Cousins has been a bit of a disaster since being drafted by the Kings with the fifth overall pick of the 2010 NBA draft. Sacramento clearly has an issue with the way that he carries himself, and that’s partially been shown this season when they suspended him for “unprofessional behavior and conduct detrimental to the team.”
Cousins has been very open about his experiences in the NBA with the Kings, as noted in a conversation he had with Chris Mannix of Sports Illustrated:
I’m still not [given a chance]. It flip flops. When everything is good, [the organization] is good. When things go bad, there is nothing about that good person they remember. I just want that balance. You are either with me or you’re not.

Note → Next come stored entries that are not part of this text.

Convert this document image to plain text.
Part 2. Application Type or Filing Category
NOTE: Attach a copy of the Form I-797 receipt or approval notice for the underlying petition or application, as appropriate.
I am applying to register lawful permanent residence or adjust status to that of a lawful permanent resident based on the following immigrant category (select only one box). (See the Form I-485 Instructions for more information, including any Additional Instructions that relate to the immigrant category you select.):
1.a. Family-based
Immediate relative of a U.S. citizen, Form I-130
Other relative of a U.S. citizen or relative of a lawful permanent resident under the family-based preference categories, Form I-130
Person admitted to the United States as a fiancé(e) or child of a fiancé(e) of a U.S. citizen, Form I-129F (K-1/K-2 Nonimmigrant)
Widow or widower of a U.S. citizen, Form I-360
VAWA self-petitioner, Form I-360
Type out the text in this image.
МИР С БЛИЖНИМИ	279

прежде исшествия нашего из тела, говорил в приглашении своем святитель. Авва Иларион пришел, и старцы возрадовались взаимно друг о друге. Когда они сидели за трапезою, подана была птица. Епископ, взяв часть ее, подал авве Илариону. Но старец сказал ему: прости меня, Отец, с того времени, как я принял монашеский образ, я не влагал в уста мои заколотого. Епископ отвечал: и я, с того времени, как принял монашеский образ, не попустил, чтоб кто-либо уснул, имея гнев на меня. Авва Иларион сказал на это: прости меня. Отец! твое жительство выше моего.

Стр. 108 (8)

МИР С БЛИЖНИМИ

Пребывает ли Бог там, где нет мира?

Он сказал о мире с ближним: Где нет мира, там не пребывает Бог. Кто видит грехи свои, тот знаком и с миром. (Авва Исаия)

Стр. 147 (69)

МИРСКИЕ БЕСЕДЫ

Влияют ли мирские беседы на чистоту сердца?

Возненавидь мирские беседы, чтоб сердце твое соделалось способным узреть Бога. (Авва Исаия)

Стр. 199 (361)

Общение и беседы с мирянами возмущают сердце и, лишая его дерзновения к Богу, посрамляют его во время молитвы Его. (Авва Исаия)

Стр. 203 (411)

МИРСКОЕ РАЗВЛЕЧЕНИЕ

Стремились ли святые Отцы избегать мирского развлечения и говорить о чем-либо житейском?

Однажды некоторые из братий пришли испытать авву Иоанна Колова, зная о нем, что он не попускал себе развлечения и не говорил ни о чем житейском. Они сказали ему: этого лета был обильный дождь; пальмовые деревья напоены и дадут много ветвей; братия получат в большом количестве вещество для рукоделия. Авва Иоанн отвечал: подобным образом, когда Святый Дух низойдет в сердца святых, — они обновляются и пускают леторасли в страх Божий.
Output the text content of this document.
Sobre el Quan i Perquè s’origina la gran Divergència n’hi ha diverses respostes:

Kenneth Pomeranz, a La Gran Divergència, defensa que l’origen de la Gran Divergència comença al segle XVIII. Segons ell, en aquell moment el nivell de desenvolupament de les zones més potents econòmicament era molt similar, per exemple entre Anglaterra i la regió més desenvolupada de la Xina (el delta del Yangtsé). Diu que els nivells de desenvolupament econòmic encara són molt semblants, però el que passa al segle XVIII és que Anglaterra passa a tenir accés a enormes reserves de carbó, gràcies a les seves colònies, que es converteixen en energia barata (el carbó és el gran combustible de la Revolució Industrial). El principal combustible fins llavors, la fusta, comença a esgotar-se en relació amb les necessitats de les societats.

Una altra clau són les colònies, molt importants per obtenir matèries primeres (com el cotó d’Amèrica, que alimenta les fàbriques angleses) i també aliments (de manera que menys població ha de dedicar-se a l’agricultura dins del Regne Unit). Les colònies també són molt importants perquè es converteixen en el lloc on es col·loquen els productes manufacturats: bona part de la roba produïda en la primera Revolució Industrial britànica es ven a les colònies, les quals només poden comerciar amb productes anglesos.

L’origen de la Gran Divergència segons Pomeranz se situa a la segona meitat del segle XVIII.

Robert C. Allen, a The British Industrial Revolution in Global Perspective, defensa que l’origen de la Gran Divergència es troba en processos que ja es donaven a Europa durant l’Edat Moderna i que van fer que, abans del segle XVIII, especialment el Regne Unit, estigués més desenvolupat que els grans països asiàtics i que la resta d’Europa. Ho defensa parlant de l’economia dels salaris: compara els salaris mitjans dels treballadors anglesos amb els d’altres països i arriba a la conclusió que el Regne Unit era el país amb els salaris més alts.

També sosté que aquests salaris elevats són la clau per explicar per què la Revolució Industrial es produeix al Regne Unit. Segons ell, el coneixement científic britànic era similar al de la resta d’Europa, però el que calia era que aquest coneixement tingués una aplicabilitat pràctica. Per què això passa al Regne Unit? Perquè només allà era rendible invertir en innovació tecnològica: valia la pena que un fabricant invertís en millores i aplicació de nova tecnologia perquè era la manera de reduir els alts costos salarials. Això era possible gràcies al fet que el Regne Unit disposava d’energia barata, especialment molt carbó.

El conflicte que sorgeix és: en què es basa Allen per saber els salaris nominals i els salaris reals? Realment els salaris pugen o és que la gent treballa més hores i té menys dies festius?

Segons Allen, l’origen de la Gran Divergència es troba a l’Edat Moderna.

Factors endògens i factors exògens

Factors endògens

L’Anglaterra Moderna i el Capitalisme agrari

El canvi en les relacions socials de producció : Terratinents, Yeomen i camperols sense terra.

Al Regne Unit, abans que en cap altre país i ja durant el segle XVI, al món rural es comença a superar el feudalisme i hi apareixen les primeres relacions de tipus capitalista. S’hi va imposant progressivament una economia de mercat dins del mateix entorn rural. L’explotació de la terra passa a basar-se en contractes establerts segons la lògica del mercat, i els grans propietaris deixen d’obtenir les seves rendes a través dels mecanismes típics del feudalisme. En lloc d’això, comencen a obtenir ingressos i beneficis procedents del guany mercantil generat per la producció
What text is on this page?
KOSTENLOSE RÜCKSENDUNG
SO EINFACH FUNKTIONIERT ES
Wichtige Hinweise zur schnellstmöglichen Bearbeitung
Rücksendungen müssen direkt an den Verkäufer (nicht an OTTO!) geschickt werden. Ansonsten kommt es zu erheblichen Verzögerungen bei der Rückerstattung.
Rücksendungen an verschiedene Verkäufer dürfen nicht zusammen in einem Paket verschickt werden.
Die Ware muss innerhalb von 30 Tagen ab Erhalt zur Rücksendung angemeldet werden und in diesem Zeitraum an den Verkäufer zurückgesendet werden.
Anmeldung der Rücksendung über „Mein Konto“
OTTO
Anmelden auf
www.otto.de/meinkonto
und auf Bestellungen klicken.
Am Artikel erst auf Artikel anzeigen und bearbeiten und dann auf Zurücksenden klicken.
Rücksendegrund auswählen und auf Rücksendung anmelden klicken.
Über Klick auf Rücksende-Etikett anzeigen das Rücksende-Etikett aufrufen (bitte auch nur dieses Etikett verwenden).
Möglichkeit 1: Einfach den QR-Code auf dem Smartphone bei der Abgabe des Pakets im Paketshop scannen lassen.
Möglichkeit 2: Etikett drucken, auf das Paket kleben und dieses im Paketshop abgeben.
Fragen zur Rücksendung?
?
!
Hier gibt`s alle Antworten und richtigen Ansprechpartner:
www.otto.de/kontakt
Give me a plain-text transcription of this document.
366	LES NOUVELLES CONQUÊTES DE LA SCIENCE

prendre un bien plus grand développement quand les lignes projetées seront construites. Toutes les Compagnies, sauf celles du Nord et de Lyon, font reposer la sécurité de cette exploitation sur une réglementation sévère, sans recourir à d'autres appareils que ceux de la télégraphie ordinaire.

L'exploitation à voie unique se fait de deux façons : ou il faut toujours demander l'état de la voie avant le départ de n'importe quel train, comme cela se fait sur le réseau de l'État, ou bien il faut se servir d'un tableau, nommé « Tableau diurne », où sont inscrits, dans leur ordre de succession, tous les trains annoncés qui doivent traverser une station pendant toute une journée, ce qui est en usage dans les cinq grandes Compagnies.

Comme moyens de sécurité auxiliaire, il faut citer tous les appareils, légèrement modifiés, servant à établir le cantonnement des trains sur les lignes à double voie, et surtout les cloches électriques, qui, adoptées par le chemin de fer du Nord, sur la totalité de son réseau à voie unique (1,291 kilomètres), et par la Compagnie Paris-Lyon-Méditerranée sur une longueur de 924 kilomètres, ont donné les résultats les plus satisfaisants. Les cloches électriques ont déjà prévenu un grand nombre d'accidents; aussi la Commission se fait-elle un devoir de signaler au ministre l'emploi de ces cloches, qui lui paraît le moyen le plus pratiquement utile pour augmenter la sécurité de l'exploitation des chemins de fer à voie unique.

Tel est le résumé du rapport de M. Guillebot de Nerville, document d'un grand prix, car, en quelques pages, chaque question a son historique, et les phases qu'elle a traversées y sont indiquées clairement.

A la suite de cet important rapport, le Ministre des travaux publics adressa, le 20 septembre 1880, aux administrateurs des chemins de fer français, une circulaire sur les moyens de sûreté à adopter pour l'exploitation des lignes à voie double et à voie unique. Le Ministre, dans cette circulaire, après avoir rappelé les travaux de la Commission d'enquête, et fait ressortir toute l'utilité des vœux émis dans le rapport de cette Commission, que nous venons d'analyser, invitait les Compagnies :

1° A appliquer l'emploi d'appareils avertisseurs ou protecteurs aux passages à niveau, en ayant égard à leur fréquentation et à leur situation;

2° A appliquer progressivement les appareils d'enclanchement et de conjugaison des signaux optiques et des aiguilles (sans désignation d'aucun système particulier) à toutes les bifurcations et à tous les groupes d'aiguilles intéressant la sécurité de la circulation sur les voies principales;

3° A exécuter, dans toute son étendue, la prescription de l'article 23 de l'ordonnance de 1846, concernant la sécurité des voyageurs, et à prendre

Since the start of the New Year, Cousins has been playing great basketball. In nine January games, he’s averaging a double-double with 21.7 points and 12.9 rebounds per game while shooting 50.4 percent from the field.
But while Cousins excels, the rest of the Kings don’t. Tyreke Evans has his nights, as do a couple of other role players, but overall, Sacramento is not a playoff basketball team—and Cousins can’t carry them there.
Sacramento is currently 15-24, which is the second-worst in the Pacific Division, the third-worst in the Western Conference and the ninth-worst in the NBA. The Kings are battling for a lottery pick, not a spot in the postseason.
It has not been confirmed whether Cousins definitely wants out of Sacramento, but it doesn’t seem as if the Kings are inclined to do so either way.
ESPN’s Chad Ford reports that the Kings will hang onto Cousins despite plenty of interest:
There is a lot of interest around the league, but from what I can gather, no GMs have had any success in making progress with the Kings on trade talks so far. The Kings appear to want to hold onto him. Lots can change in the next five weeks, but right now that’s where they stand.
The Kings need to realize that they don’t have a team that’s going to be great all of the sudden. It’s going to take a while before they have a roster of players who can compete for postseason berth and a shot at the NBA title. But that’s not now, and probably not for at least two or three years.
If there is all of this interest for Cousins, as Ford reported, then why not send him on his way and get the appropriate return for him. Could Sacramento not acquire a lottery pick for him? He is the best player on the Kings, but who’s to say they couldn’t get better players by trading him?
What the Kings need to understand is that they and DeMarcus Cousins are not a good fit. They have the ability to fix that by dealing him and trying to get even better in the future. And if they’re going to act, they need to do so quickly, as Ian Thomsen of Sports Illustrated reports:
We do all of this research and background work on players now before we draft them,” one NBA team executive said. “I think half of the consideration when we look at players now is trying to understand who these guys are as people. I really do think that most teams are going to say they don’t want any part of him.
So while teams still have interest in a player whose trade value could start to decrease, Sacramento needs to make a decision. The best decision would be to give Cousins what he deserves: a fresh start with a new team.